Crypto and DeFi app builders grapple with fragmented onchain and offchain data, making it difficult to track user journeys, retention, and acquisition ROI. Most teams rely on incomplete tools that leave wallet addresses anonymous and insights buried.
This step-by-step guide details how to implement analytics with Dynamic embedded wallets.
What is Dynamic?
Dynamic provides wallet infrastructure that helps crypto and DeFi apps turn demand into revenue through embedded wallets and authentication tools. Recently acquired by Fireblocks, the platform now secures institutional-grade transactions while offering developer-friendly SDKs for rapid integration. It simplifies the user experience by removing the complexity of seed phrases and chain switching, allowing users to sign up with email or social accounts while maintaining non-custodial security.

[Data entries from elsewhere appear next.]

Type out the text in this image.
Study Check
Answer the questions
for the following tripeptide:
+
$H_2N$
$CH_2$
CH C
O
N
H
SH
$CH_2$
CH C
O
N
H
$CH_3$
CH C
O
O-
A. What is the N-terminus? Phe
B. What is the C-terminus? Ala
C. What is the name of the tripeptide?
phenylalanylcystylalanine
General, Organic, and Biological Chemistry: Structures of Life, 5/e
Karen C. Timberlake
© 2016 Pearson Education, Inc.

The platform supports over 600 external wallets and delivers sub-second signing speeds, making it a robust choice for high-performance applications. As of 2026, Dynamic has onboarded more than 50M users and is trusted by industry leaders like Kraken, Stripe, and Magic Eden. (Dynamic)
Why Analytics Are Essential for Crypto and DeFi Apps Using Embedded Wallets
Embedded wallets like those from Dynamic lower the barrier to entry, but they also create a new challenge: understanding user behavior across the onchain and offchain divide. Traditional analytics tools track clicks and page views but fail to capture the critical financial actions that happen on the blockchain, such as swaps, stakes, or mints. Without unified analytics, teams cannot see if a user who signed up via email actually completed a transaction or funded their wallet.
For platforms like Nansen, integrating wallet intelligence allowed them to expand into staking products and simplify interactions. Analytics bridge the gap by linking a user's web session to their wallet address. This connection reveals the full funnel, enabling teams to identify where users drop off during the funding process and which acquisition channels drive high-value users rather than just traffic.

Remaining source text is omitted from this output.